Helen Pritchard & Femke Snelting from The Institute for Technology in the Public Interest. (TITiPI) is a trans-practice gathering of activists, artists, engineers and theorists initiated by Miriyam Aouragh, Seda Gürses, Helen Pritchard and Femke Snelting. Together we convene communities to hold computational infrastructures to account and to create spaces for articulating what technologies in the “public interest” might be when “public interest” is always in the making. We develop tools from feminisms, queer theory, computation, intersectionality, anti-coloniality, disability studies, historical materialism and artistic practice to generate currently inexistant vocabularies, imaginaries and methodologies. TITiPI functions as an infrastructure to intensify these practices and to establish new ways in which policymaking around technology is organized in the public interest.
hidden route is a theatre company based in Dundee and work across Scotland. They explore the unexpected and collaborate with people to make incredible things happen through exciting, engaging and empowering participatory theatre experiences and performance. Gemma Nicol & Lisa Williamson are co-Artistic directors of hidden route. Collectively they have been working within the participation sector for over twenty years.

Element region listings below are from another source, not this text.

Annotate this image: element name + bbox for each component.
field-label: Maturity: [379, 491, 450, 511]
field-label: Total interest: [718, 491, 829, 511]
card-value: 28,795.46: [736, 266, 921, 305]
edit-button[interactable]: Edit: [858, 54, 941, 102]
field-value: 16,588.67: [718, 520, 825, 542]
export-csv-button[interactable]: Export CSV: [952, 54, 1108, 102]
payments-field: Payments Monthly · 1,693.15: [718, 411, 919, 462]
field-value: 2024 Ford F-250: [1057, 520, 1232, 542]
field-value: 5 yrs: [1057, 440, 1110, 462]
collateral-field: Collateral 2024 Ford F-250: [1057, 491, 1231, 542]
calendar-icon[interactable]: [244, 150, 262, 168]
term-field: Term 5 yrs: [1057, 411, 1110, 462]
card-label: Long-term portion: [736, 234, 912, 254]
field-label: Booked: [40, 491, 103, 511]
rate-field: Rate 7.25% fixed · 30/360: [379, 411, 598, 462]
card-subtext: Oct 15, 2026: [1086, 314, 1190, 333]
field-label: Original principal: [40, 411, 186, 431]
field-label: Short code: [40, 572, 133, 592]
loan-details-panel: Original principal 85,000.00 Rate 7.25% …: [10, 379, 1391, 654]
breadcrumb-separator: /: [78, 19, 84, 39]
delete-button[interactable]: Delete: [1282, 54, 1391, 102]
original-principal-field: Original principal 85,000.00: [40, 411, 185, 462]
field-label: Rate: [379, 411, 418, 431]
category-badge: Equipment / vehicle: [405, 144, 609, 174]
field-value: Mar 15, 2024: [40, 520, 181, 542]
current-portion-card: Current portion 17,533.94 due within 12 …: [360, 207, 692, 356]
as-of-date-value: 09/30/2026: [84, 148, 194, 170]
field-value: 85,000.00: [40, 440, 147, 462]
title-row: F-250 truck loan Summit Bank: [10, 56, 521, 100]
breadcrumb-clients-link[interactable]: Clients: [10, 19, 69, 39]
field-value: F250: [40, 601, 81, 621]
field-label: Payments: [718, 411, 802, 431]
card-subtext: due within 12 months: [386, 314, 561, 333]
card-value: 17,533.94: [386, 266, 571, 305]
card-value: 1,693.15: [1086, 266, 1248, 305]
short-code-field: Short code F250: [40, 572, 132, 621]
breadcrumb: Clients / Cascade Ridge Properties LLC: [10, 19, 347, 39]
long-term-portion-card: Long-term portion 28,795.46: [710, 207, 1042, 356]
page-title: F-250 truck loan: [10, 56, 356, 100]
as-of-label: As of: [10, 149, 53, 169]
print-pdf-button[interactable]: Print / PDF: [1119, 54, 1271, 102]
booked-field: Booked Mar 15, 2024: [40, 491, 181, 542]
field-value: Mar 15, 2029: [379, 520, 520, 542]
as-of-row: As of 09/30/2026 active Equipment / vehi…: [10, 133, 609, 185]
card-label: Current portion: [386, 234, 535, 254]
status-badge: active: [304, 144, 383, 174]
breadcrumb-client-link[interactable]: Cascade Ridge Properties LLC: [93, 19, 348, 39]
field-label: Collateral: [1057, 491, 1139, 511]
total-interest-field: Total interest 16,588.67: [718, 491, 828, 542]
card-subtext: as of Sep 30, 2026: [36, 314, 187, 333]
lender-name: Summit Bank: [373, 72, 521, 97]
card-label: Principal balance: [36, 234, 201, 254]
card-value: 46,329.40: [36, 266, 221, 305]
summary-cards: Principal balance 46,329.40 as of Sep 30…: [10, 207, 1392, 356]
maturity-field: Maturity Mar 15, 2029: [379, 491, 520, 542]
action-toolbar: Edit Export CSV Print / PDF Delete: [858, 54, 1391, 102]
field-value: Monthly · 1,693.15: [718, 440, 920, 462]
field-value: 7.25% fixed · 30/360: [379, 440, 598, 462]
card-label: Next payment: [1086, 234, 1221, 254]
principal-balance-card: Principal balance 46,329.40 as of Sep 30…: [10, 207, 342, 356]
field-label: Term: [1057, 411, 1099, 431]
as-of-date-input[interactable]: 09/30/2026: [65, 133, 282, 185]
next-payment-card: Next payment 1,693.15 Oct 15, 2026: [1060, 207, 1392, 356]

Seminiconductor is artist duo Ruth Jarman and Joe Gerhardt. Over twenty years they have become known for an innovative body of work, which explores the material nature of our world and how we experience it through the lenses of science and technology. They occupy a unique position in the art world, blending, in philosophically compelling ways, experimental moving image techniques, scientific research and digital technologies.
Shannon McRae is an American Professor of English and Director of Film Studies at the State University of New York at Fredonia. She teaches literature, film, mythology, religion, queer theory, and popular culture. She is interested in bodies, pleasures, the semi-permeability of the boundaries by which we customarily define self and other, technologies of ecstasy, and tracing the cultural stories that instruct humanity in their use. She is currently writing a book about non-mainstream religions, spiritual tourism, and pop-culture paganism in Jazz Age America.
Camara Taylor is an artist and _____ who lives and works in Glasgow. They work with their various selves, collaborators and organisations to produce still and moving images, texts and other things // Recent projects depart from rumour, gossip and ambivalent readings of historical matter | they tend towards the excesses of dominant discourse(s) and lower frequencies of objection - - in the context of ____.
Lee Weinberg is a Senior Lecturer and Tutor at Central Saint Martins College of Art and Design, University of the Arts London (Culture & Enterprise), and at the Royal College of Art (School of Communication). She also works as a senior lecturer and digital strategy consultant at Shenkar College of Engineering Design and Art (Ramat Gan, Israel). Lee is the Editor in Chief of Visual Resources Journal (Taylor and Francis). An active researcher and curator, Lee is interested in the intersections between culture, curation and technology. Her research looks at alternative historical narratives through which to re-examine cultural paradigms, deriving from colonialism, imperialism and systemic patriarchy, that define disciplinary divisions between art, design and technology; interested in the intersections of curating and the construction of cultural identity, as these are manifested within contemporary, digital spaces.